SEC issues study on investment adviser oversight

1/20/2011 COMMENTS (0)

WASHINGTON, Jan 20 (Reuters) - U.S. securities regulators have laid out three possible ways to enhance oversight of investment advisers, saying they don't have the resources to conduct effective examinations.

The Securities and Exchange Commission made the recommendations in a report to Congress late on Wednesday. The report was required under the Dodd-Frank financial law.

Unlike brokers, investment advisers that manage large amounts of assets are only subject to SEC oversight and don't have a self-regulatory group.

But of the failure of the SEC to detect Bernard Madoff's Ponzi scheme reignited a debate in recent years over whether Congress should take steps to subject investment advisers to more rigorous and frequent examinations.

The SEC's study said Congress can consider imposing user fees on the industry to help the agency enhance its oversight.

Alternatively, Congress can designate a self-regulatory group for advisers or it also could authorize the Financial Industry Regulatory Authority to examine advisers who also are registered broker-dealers.

FINRA is the self-regulatory group for brokers and it has advocated for a self-regulatory regime for advisers.

The investment adviser industry, however, has generally opposed a move toward self-regulation, saying they prefer SEC oversight.

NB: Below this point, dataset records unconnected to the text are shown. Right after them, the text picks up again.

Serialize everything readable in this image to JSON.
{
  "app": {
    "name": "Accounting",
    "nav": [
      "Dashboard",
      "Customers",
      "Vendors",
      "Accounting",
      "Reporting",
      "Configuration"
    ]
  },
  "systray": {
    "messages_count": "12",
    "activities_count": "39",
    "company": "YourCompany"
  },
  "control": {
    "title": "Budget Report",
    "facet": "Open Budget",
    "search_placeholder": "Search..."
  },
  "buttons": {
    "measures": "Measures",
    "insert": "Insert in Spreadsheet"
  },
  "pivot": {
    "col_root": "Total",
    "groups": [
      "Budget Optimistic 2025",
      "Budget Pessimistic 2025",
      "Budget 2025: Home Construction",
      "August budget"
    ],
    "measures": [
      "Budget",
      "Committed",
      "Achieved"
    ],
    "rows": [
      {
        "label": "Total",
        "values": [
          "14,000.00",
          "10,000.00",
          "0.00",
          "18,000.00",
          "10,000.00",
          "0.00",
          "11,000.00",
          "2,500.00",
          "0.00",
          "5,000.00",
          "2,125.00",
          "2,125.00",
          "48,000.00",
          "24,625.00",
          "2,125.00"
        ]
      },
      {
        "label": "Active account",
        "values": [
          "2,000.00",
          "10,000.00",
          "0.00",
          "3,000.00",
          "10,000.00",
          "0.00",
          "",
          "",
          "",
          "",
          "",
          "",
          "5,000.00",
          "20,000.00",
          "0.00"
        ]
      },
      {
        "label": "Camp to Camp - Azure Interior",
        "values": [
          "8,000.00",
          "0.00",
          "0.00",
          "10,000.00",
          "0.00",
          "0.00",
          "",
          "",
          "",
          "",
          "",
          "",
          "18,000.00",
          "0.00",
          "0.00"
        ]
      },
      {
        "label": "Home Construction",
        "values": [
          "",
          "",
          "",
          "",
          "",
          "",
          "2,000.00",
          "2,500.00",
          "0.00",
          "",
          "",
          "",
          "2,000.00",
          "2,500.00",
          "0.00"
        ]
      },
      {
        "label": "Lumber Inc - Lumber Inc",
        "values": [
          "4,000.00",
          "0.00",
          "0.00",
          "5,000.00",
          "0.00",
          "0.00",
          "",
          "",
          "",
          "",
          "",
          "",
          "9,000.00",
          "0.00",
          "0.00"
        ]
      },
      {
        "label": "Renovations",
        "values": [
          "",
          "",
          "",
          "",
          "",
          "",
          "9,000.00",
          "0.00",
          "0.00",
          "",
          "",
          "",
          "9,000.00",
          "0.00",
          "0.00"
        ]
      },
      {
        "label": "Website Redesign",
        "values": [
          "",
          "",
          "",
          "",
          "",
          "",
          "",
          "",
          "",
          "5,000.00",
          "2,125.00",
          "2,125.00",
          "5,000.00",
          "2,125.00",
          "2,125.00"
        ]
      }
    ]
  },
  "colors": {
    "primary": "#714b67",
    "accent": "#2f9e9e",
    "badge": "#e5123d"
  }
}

Advisers have been particularly opposed to oversight by FINRA.

The SEC has struggled over the years to keep pace with the growth in the investment adviser industry, especially as the agency has grappled with a decline in staffing.

According to the study, the SEC's number of examinations for registered advisers between 2004 and 2010 decreased by 29.8 percent, from 1,543 examinations in 2004 to 1,083 examinations in 2010.

The Dodd-Frank law is expected to alleviate some of the burden on the SEC in the near-term because it shifts additional responsibility for some of the examinations to state regulators.

However, the SEC said it expected the decrease to be short-lived thanks to other provisions in the Dodd-Frank law requiring advisers to many hedge funds and private equity funds to register with federal regulators.

The SEC has asked Congress for a large increase in its budget to help it implement its new authorities under Dodd-Frank.

But Congress has remained at an impasse on budget talks, and the newly-controlled Republican House may seek to withhold additional funding amid concerns about key provisions in the Dodd-Frank law.

One way to get around the Congressional appropriations process is by imposing user fees on the industry to help fund more SEC examinations, the study said.

The study also suggested that user-fees may be a less expensive option than establishing a new self-regulatory organization, although it acknowledges that "staff has not evaluated the potential start-up or operational costs of an SRO."

The report doesn't explicitly take a view on which option is best, but SEC Commissioner Elisse Walter issued a lengthy statement saying she felt the report lacked balance and failed to address many of the benefits of self-regulation.